She stared in front of her. ‘Freddie – what on earth do you mean? How could … He was here – just last night.'

‘He was here? What time did he leave?' The chief inspector pounced.

The sergeant was watching her too. ‘He was a friend – a relative?'

‘You don't mean – what are you saying?' Her soft voice was suddenly hoarse.

Phil came to her rescue. ‘Mr and Mrs Milner usually have friends round on a Sunday; Mr Buckingham was one of the guests yesterday afternoon.'

‘Buckingham's the name, is it?'

‘You mean Freddie …' She stared at them. ‘Freddie – on the Heath? What was he doing on the Heath?'

‘A close friend, was he, Mrs Milner?'

‘Yes, but …'

‘Perhaps you know his next of kin? They'll need to identify him.'

‘Identify him? What d'you mean?'

‘They mean he's dead, Reggie,' said Phil.

‘Freddie –
dead
? That's
impossible
. He can't be! It can't be him!'

The sergeant said: ‘We do realise this must be a shock, Mrs Milner.'

‘Oh no – that's impossible,' she cried and then, ‘was it a heart attack?'

Phil put his hand on her arm, but spoke to the detectives. ‘You say his wallet's gone? What happened, was he attacked?'

Attacked! Her heart turned to lead.

‘We don't know exactly what happened. It would be most helpful if you could give us a few details about the gentleman, an address, for instance. Or next of kin? Was he married?'

She said slowly: ‘He wasn't married.'

‘It is important we establish the next of kin.'

‘He really had no family. Well …' Freddie had been at loggerheads with his family ever since she'd known him. His brother had been killed in North Africa … his mother was dead, she knew that. Anger welled up. ‘There's a sister, I think, but they're barely on speaking terms. His friends were much more important. We can – I don't know – do whatever has to be done.'

‘It isn't that simple. I am truly sorry, Mrs Milner, but the fact is, he was murdered.'

‘Murdered! You didn't say he'd been murdered!' Freddie had kissed her goodbye. ‘He was – I was supposed to have lunch with him today.' She shook her head; she was trying to get rid of the thoughts that buzzed furiously inside her skull like bees in a hive. ‘What was he doing on the Heath?'

‘That's what we'd like to know, Mrs Milner.'

It wasn't one of the places he went to … but she mustn't let on about that. She had to protect Freddie. There mustn't be a scandal.

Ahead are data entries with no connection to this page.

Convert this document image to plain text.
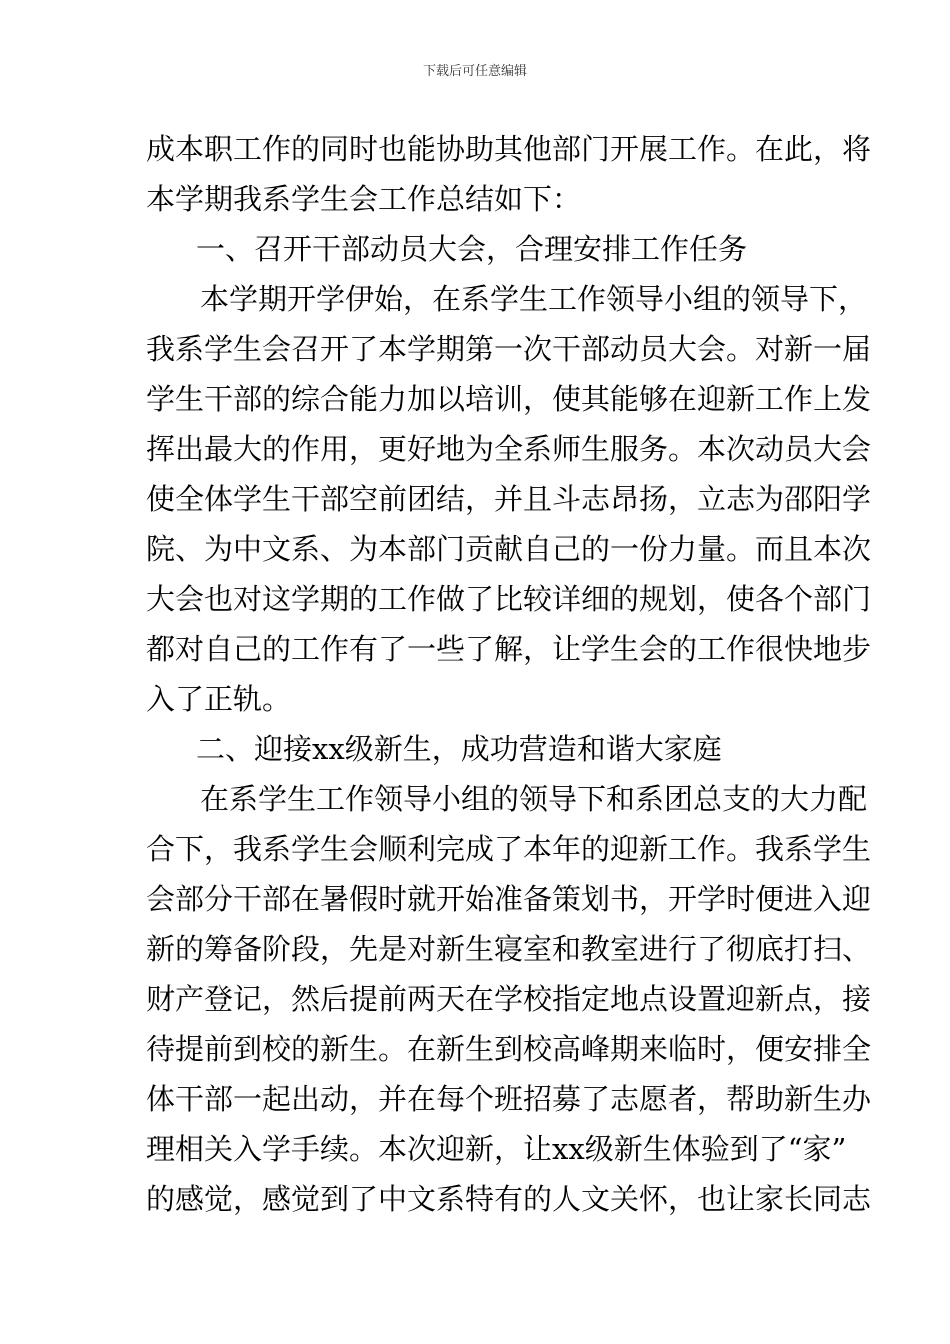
下载后可任意编辑
成本职工作的同时也能协助其他部门开展工作。在此，将
本学期我系学生会工作总结如下：
一、召开干部动员大会，合理安排工作任务
本学期开学伊始，在系学生工作领导小组的领导下，
我系学生会召开了本学期第一次干部动员大会。对新一届
学生干部的综合能力加以培训，使其能够在迎新工作上发
挥出最大的作用，更好地为全系师生服务。本次动员大会
使全体学生干部空前团结，并且斗志昂扬，立志为邵阳学
院、为中文系、为本部门贡献自己的一份力量。而且本次
大会也对这学期的工作做了比较详细的规划，使各个部门
都对自己的工作有了一些了解，让学生会的工作很快地步
入了正轨。
二、迎接xx级新生，成功营造和谐大家庭
在系学生工作领导小组的领导下和系团总支的大力配
合下，我系学生会顺利完成了本年的迎新工作。我系学生
会部分干部在暑假时就开始准备策划书，开学时便进入迎
新的筹备阶段，先是对新生寝室和教室进行了彻底打扫、
财产登记，然后提前两天在学校指定地点设置迎新点，接
待提前到校的新生。在新生到校高峰期来临时，便安排全
体干部一起出动，并在每个班招募了志愿者，帮助新生办
理相关入学手续。本次迎新，让xx级新生体验到了“家”
的感觉，感觉到了中文系特有的人文关怀，也让家长同志
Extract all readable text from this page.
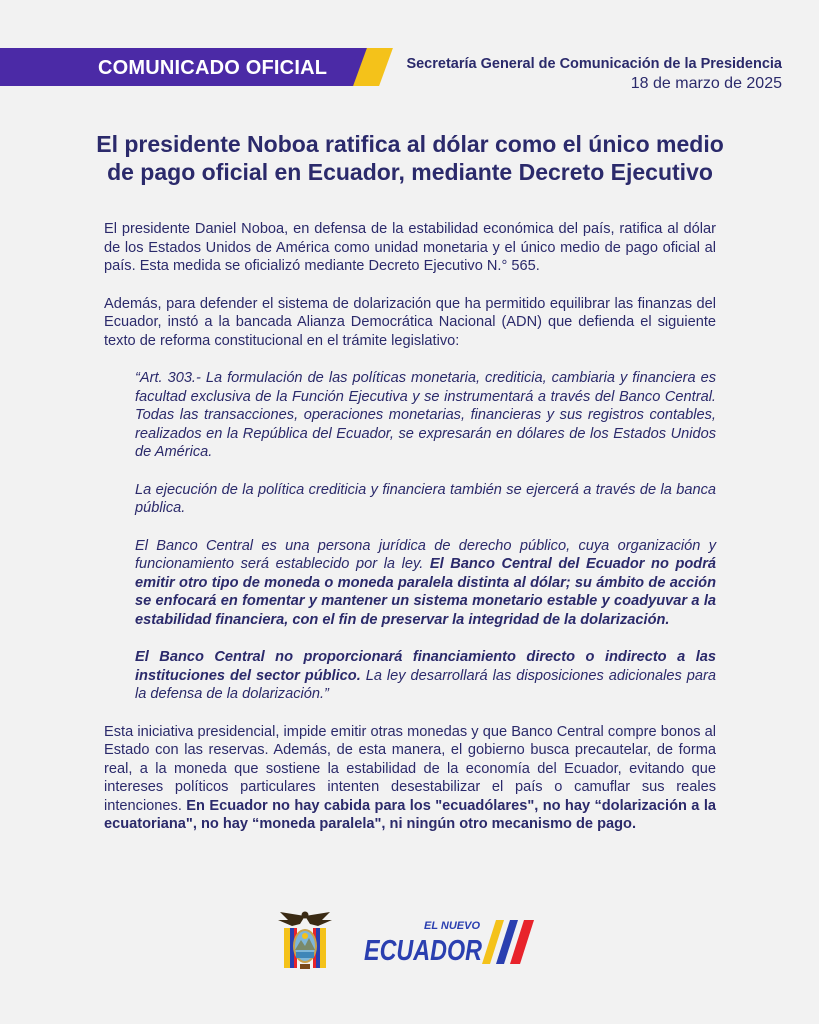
COMUNICADO OFICIAL	Secretaría General de Comunicación de la Presidencia
18 de marzo de 2025
El presidente Noboa ratifica al dólar como el único medio de pago oficial en Ecuador, mediante Decreto Ejecutivo

El presidente Daniel Noboa, en defensa de la estabilidad económica del país, ratifica al dólar de los Estados Unidos de América como unidad monetaria y el único medio de pago oficial al país. Esta medida se oficializó mediante Decreto Ejecutivo N.° 565.

Además, para defender el sistema de dolarización que ha permitido equilibrar las finanzas del Ecuador, instó a la bancada Alianza Democrática Nacional (ADN) que defienda el siguiente texto de reforma constitucional en el trámite legislativo:

“Art. 303.- La formulación de las políticas monetaria, crediticia, cambiaria y financiera es facultad exclusiva de la Función Ejecutiva y se instrumentará a través del Banco Central. Todas las transacciones, operaciones monetarias, financieras y sus registros contables, realizados en la República del Ecuador, se expresarán en dólares de los Estados Unidos de América.

La ejecución de la política crediticia y financiera también se ejercerá a través de la banca pública.

El Banco Central es una persona jurídica de derecho público, cuya organización y funcionamiento será establecido por la ley. El Banco Central del Ecuador no podrá emitir otro tipo de moneda o moneda paralela distinta al dólar; su ámbito de acción se enfocará en fomentar y mantener un sistema monetario estable y coadyuvar a la estabilidad financiera, con el fin de preservar la integridad de la dolarización.

El Banco Central no proporcionará financiamiento directo o indirecto a las instituciones del sector público. La ley desarrollará las disposiciones adicionales para la defensa de la dolarización.”

Esta iniciativa presidencial, impide emitir otras monedas y que Banco Central compre bonos al Estado con las reservas. Además, de esta manera, el gobierno busca precautelar, de forma real, a la moneda que sostiene la estabilidad de la economía del Ecuador, evitando que intereses políticos particulares intenten desestabilizar el país o camuflar sus reales intenciones. En Ecuador no hay cabida para los "ecuadólares", no hay “dolarización a la ecuatoriana", no hay “moneda paralela", ni ningún otro mecanismo de pago.

EL NUEVO
ECUADOR
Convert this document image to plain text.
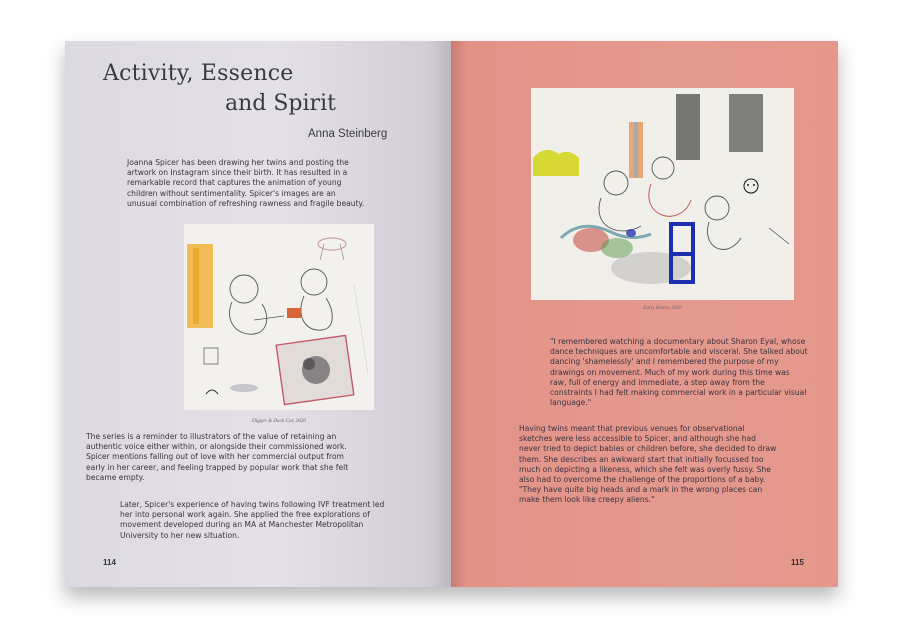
Activity, Essence
and Spirit
Anna Steinberg

Joanna Spicer has been drawing her twins and posting the artwork on Instagram since their birth. It has resulted in a remarkable record that captures the animation of young children without sentimentality. Spicer's images are an unusual combination of refreshing rawness and fragile beauty.

Digger & Duck Car, 2020

The series is a reminder to illustrators of the value of retaining an authentic voice either within, or alongside their commissioned work. Spicer mentions falling out of love with her commercial output from early in her career, and feeling trapped by popular work that she felt became empty.

Later, Spicer's experience of having twins following IVF treatment led her into personal work again. She applied the free explorations of movement developed during an MA at Manchester Metropolitan University to her new situation.

114
Early Risers, 2020

"I remembered watching a documentary about Sharon Eyal, whose dance techniques are uncomfortable and visceral. She talked about dancing 'shamelessly' and I remembered the purpose of my drawings on movement. Much of my work during this time was raw, full of energy and immediate, a step away from the constraints I had felt making commercial work in a particular visual language."

Having twins meant that previous venues for observational sketches were less accessible to Spicer, and although she had never tried to depict babies or children before, she decided to draw them. She describes an awkward start that initially focussed too much on depicting a likeness, which she felt was overly fussy. She also had to overcome the challenge of the proportions of a baby. "They have quite big heads and a mark in the wrong places can make them look like creepy aliens."

115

There were so many questions. ‘When did it happen?' she said, trying to picture it, trying to imagine …

‘We'll know more about that after the post mortem.'

Phil patted her arm and stood up again. ‘I'll phone work and tell them I'm delayed.'

‘Just one or two questions and then you can be on your way, sir.'

Phil looked down at her. ‘I'll stay, shan't I, Reg?'

She stared at him blankly. ‘What? Oh … no … I'll ring Neville. And Mrs Havelock will be here any minute.'

The inspector said: ‘We needn't take long. The main thing at present is identification. We may need you or your husband to identify him, I'm afraid. If we can't trace his family, that is.'

She stared in front of her. She sat still as a stone.

‘You're upset. He was a close friend?' The younger policeman leaned towards her.

But she felt no emotion at all. She stared at him blankly as he said: ‘We'll probably need to talk to you at greater length later. But there are a few things you could help us with now – what time he left here last night, how he seemed, whether he was alone or accompanied, if he was going home or planned to meet someone.'

Phil pushed his spectacles up his nose and his hair fell over his forehead. ‘Freddie left on his own. He was the last to leave. That's right, isn't it, Regine? About eight, I'd say.'

‘Was it? Yes, I suppose …' His bulky figure visible in the beam of light from the front door as he waved from the path, brushing against the overgrown shrubs.

‘What about your other visitors? It will assist us if you can tell us who else was here.'

‘Other visitors?' Now she was alert. This was a disaster. The police going round to interview all her guests! No one would ever come again! ‘Why do you need to know? What have they got to do with it? Anyway, as Phil says, they'd all left before Freddie.'

The two men in their dark, worn suits were impassive. Then the sergeant glanced at his superior and said: ‘Perhaps you could give us a list later.'

‘I can't even remember exactly who – I mean it's all very informal, people come and go. Isn't that right, Phil.'

‘Absolutely.'

The policemen were silent.

Phil blinked at them. ‘Whereabouts on the Heath …?'

‘At this stage we can't divulge details.'

‘Near here? Hampstead Heath's a big place.'

Why was Phil asking all these questions?

‘Indeed it is,' said the inspector. ‘You say you know his address. That's the most important thing at the moment.'

‘His address? 66 Markham Square, Chelsea.' As soon as she'd said it, she wished she hadn't. But she could hardly have pretended she didn't know.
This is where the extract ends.